Earlier profiling studies have reported an enrichment of HIV-1 in CD4+ T cells positive for co-inhibitory receptors like PD-1, CTLA-4, TIGIT and LAG-3, which is indicative of an exhausted and dysfunctional phenotype [10]. However, we did not find genes coding for these co-inhibitory receptors to be specifically upregulated in our HIV+ cell populations. The expression of these co-inhibitory receptors is most likely not induced by HIV-1 infection itself, but rather are expressed on cells that are more susceptible to infection.

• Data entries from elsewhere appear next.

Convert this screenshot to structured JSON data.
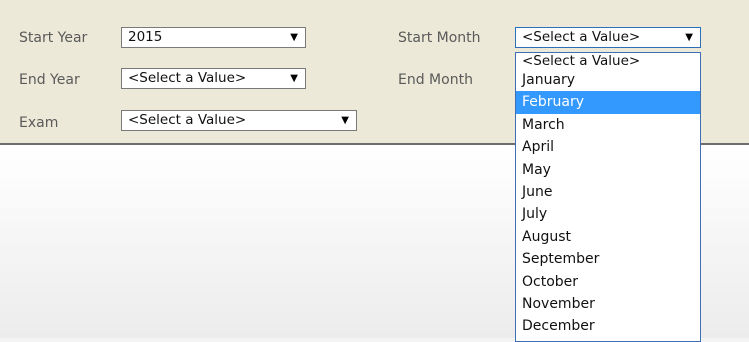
{
  "params": {
    "start_year": {
      "label": "Start Year",
      "value": "2015"
    },
    "end_year": {
      "label": "End Year",
      "value": "<Select a Value>"
    },
    "exam": {
      "label": "Exam",
      "value": "<Select a Value>"
    },
    "start_month": {
      "label": "Start Month",
      "value": "<Select a Value>"
    },
    "end_month": {
      "label": "End Month"
    }
  },
  "dropdown": {
    "highlighted": "February",
    "options": [
      "<Select a Value>",
      "January",
      "February",
      "March",
      "April",
      "May",
      "June",
      "July",
      "August",
      "September",
      "October",
      "November",
      "December"
    ]
  },
  "icons": {
    "dropdown_arrow": "triangle-down"
  }
}
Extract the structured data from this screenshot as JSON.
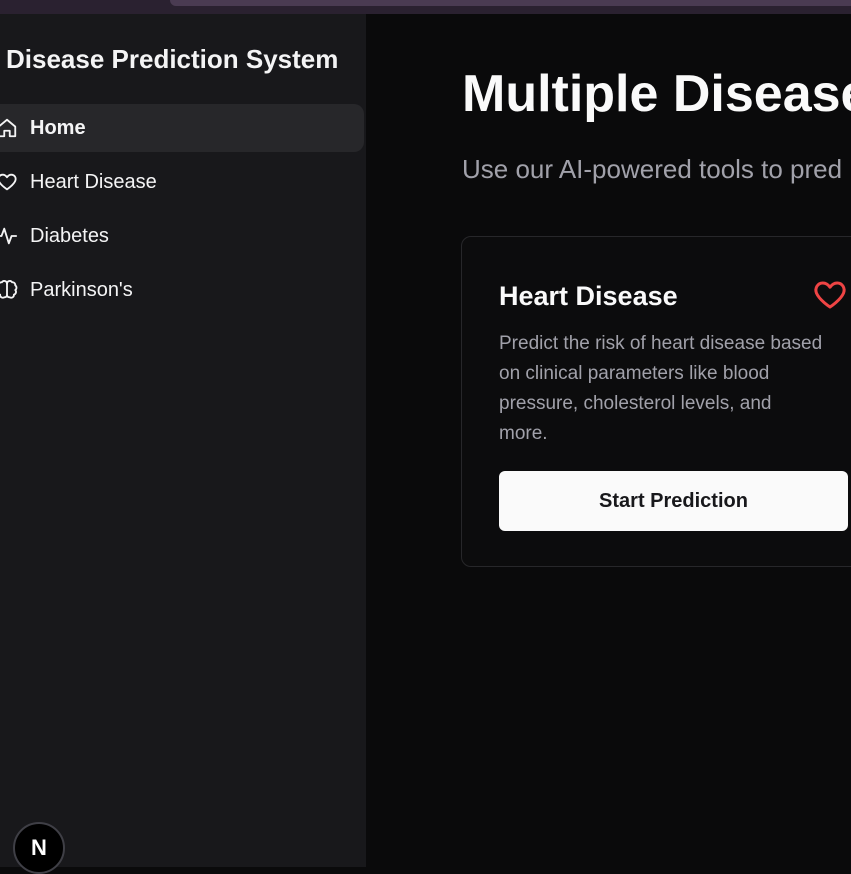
{
  "sidebar": {
    "brand": "Disease Prediction System",
    "items": [
      {
        "label": "Home",
        "icon": "home-icon",
        "active": true
      },
      {
        "label": "Heart Disease",
        "icon": "heart-icon"
      },
      {
        "label": "Diabetes",
        "icon": "activity-icon"
      },
      {
        "label": "Parkinson's",
        "icon": "brain-icon"
      }
    ],
    "badge": "N"
  },
  "main": {
    "title": "Multiple Disease",
    "subtitle": "Use our AI-powered tools to pred",
    "card": {
      "title": "Heart Disease",
      "icon": "heart-icon",
      "description": "Predict the risk of heart disease based on clinical parameters like blood pressure, cholesterol levels, and more.",
      "button": "Start Prediction"
    }
  },
  "colors": {
    "background": "#0a0a0b",
    "sidebar": "#18181b",
    "active_item": "#27272a",
    "accent_heart": "#ef4444",
    "button_bg": "#fafafa"
  }
}
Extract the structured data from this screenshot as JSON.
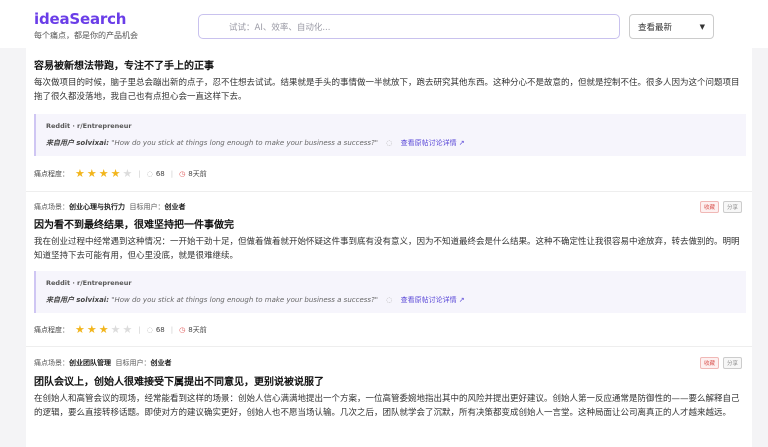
{
  "header": {
    "brand": "ideaSearch",
    "tagline": "每个痛点，都是你的产品机会",
    "search_placeholder": "试试：AI、效率、自动化...",
    "sort_label": "查看最新",
    "sort_caret": "▼"
  },
  "common": {
    "meta_scene_prefix": "痛点场景：",
    "meta_user_prefix": "目标用户：",
    "pain_label": "痛点程度：",
    "badge_a": "收藏",
    "badge_b": "分享",
    "source_prefix": "来自用户",
    "link_text": "查看原帖讨论详情 ↗",
    "comment_icon": "comment-icon",
    "time_icon": "clock-icon"
  },
  "cards": [
    {
      "title": "容易被新想法带跑，专注不了手上的正事",
      "desc": "每次做项目的时候，脑子里总会蹦出新的点子，忍不住想去试试。结果就是手头的事情做一半就放下，跑去研究其他东西。这种分心不是故意的，但就是控制不住。很多人因为这个问题项目拖了很久都没落地，我自己也有点担心会一直这样下去。",
      "source": "Reddit · r/Entrepreneur",
      "user": "solvixai",
      "quote": "\"How do you stick at things long enough to make your business a success?\"",
      "rating": 4,
      "comments": "68",
      "time": "8天前"
    },
    {
      "scene": "创业心理与执行力",
      "target": "创业者",
      "title": "因为看不到最终结果，很难坚持把一件事做完",
      "desc": "我在创业过程中经常遇到这种情况：一开始干劲十足，但做着做着就开始怀疑这件事到底有没有意义，因为不知道最终会是什么结果。这种不确定性让我很容易中途放弃，转去做别的。明明知道坚持下去可能有用，但心里没底，就是很难继续。",
      "source": "Reddit · r/Entrepreneur",
      "user": "solvixai",
      "quote": "\"How do you stick at things long enough to make your business a success?\"",
      "rating": 3,
      "comments": "68",
      "time": "8天前"
    },
    {
      "scene": "创业团队管理",
      "target": "创业者",
      "title": "团队会议上，创始人很难接受下属提出不同意见，更别说被说服了",
      "desc": "在创始人和高管会议的现场，经常能看到这样的场景：创始人信心满满地提出一个方案，一位高管委婉地指出其中的风险并提出更好建议。创始人第一反应通常是防御性的——要么解释自己的逻辑，要么直接转移话题。即使对方的建议确实更好，创始人也不愿当场认输。几次之后，团队就学会了沉默，所有决策都变成创始人一言堂。这种局面让公司离真正的人才越来越远。"
    }
  ]
}
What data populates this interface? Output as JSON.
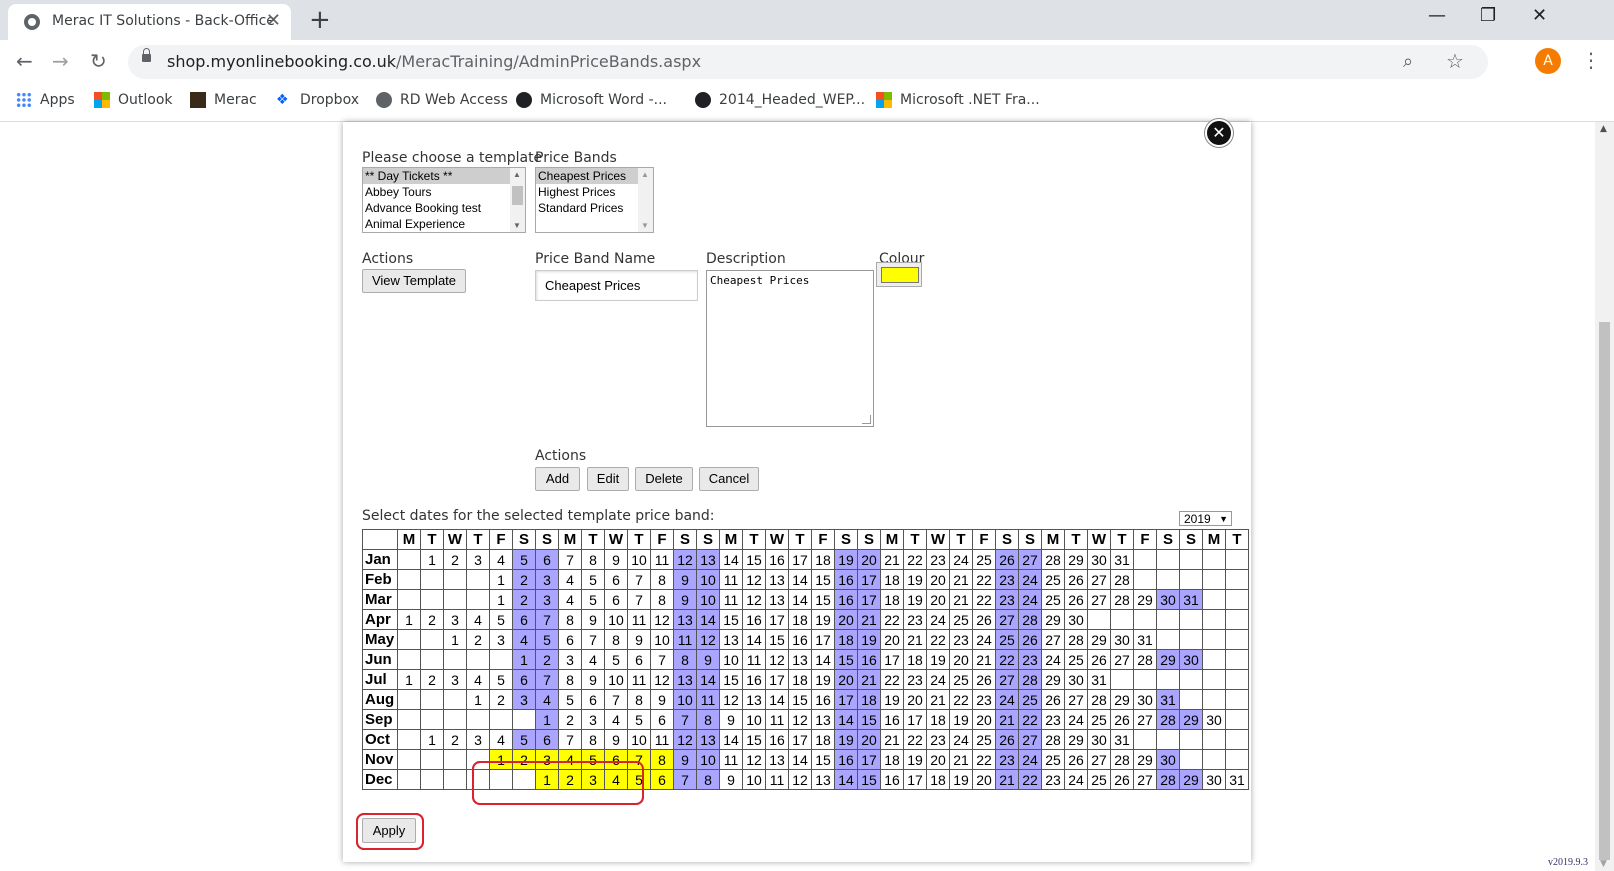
{
  "browser": {
    "tab_title": "Merac IT Solutions - Back-Office",
    "new_tab": "+",
    "url_host": "shop.myonlinebooking.co.uk",
    "url_path": "/MeracTraining/AdminPriceBands.aspx",
    "avatar_letter": "A",
    "bookmarks": [
      "Apps",
      "Outlook",
      "Merac",
      "Dropbox",
      "RD Web Access",
      "Microsoft Word -...",
      "2014_Headed_WEP...",
      "Microsoft .NET Fra..."
    ]
  },
  "dialog": {
    "template_label": "Please choose a template",
    "templates": [
      "** Day Tickets **",
      "Abbey Tours",
      "Advance Booking test",
      "Animal Experience"
    ],
    "selected_template": "** Day Tickets **",
    "price_bands_label": "Price Bands",
    "price_bands": [
      "Cheapest Prices",
      "Highest Prices",
      "Standard Prices"
    ],
    "selected_band": "Cheapest Prices",
    "actions_label": "Actions",
    "view_template_label": "View Template",
    "price_band_name_label": "Price Band Name",
    "price_band_name_value": "Cheapest Prices",
    "description_label": "Description",
    "description_value": "Cheapest Prices",
    "colour_label": "Colour",
    "colour_value": "#ffff00",
    "band_actions_label": "Actions",
    "add_label": "Add",
    "edit_label": "Edit",
    "delete_label": "Delete",
    "cancel_label": "Cancel",
    "calendar_label": "Select dates for the selected template price band:",
    "year": "2019",
    "apply_label": "Apply",
    "version": "v2019.9.3"
  },
  "calendar": {
    "day_headers": [
      "M",
      "T",
      "W",
      "T",
      "F",
      "S",
      "S",
      "M",
      "T",
      "W",
      "T",
      "F",
      "S",
      "S",
      "M",
      "T",
      "W",
      "T",
      "F",
      "S",
      "S",
      "M",
      "T",
      "W",
      "T",
      "F",
      "S",
      "S",
      "M",
      "T",
      "W",
      "T",
      "F",
      "S",
      "S",
      "M",
      "T"
    ],
    "months": [
      {
        "name": "Jan",
        "offset": 1,
        "days": 31
      },
      {
        "name": "Feb",
        "offset": 4,
        "days": 28
      },
      {
        "name": "Mar",
        "offset": 4,
        "days": 31
      },
      {
        "name": "Apr",
        "offset": 0,
        "days": 30
      },
      {
        "name": "May",
        "offset": 2,
        "days": 31
      },
      {
        "name": "Jun",
        "offset": 5,
        "days": 30
      },
      {
        "name": "Jul",
        "offset": 0,
        "days": 31
      },
      {
        "name": "Aug",
        "offset": 3,
        "days": 31
      },
      {
        "name": "Sep",
        "offset": 6,
        "days": 30
      },
      {
        "name": "Oct",
        "offset": 1,
        "days": 31
      },
      {
        "name": "Nov",
        "offset": 4,
        "days": 30
      },
      {
        "name": "Dec",
        "offset": 6,
        "days": 31
      }
    ],
    "weekend_color": "#aaa6ff",
    "selected_color": "#ffff00",
    "selected": {
      "Nov": [
        1,
        2,
        3,
        4,
        5,
        6,
        7,
        8
      ],
      "Dec": [
        1,
        2,
        3,
        4,
        5,
        6
      ]
    }
  }
}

Recent single-cell characterization studies have concluded that the viral reservoir is highly heterogeneous, and attempts have been made to group HIV-1-infected cells by gene and protein expression. Accordingly, HIV-1-infected cells were found to display a signature of cell survival and resistance to immune-mediated killing [13,14], and more recently have been grouped in antiviral, inflammatory, or cytotoxic clusters [17]. Although single-cell transcriptomics generally allows for high resolution RNA transcript identification, these platforms usually capture only a limited number of HIV-1-infected cells for analysis. We therefore chose to perform RNAseq using flow-FISH-sorted cell populations, which allows for the selection of HIV-1-infected cells that contain either abortive or elongated HIV-1 transcripts and therefore will likely identify gene expression profiles associated with these distinct populations. However, our employed method requires fixation of the cells, and only allowed for a limited sequencing depth, thus transcripts expressed at lower levels in the total cell population were likely not detected. Nevertheless, our bulk sequencing approach did reveal an overall gene signature, pointing to an aberrant expression of genes related to metabolic regulation and RNA processing in HIV-1-infected cells, as well as infected cells expressing only abortive HIV-1 transcripts. It is known that metabolic processes are closely coupled to the cellular state, and that homeostasis of differentiated cytotoxic T cells require a different energy demand than naïve or resting T cells (as reviewed in [44–46]). We also observed the differential expression of lncRNAs—a category of underexplored transcripts that are suggested to play diverse cellular roles, e.g. at the level of chromatin remodeling and transcriptional regulation, and which have been found to regulate T cell functions [47,48]. Our identified DEGs and putative cellular processes may thus underlie these clustering observations made by others.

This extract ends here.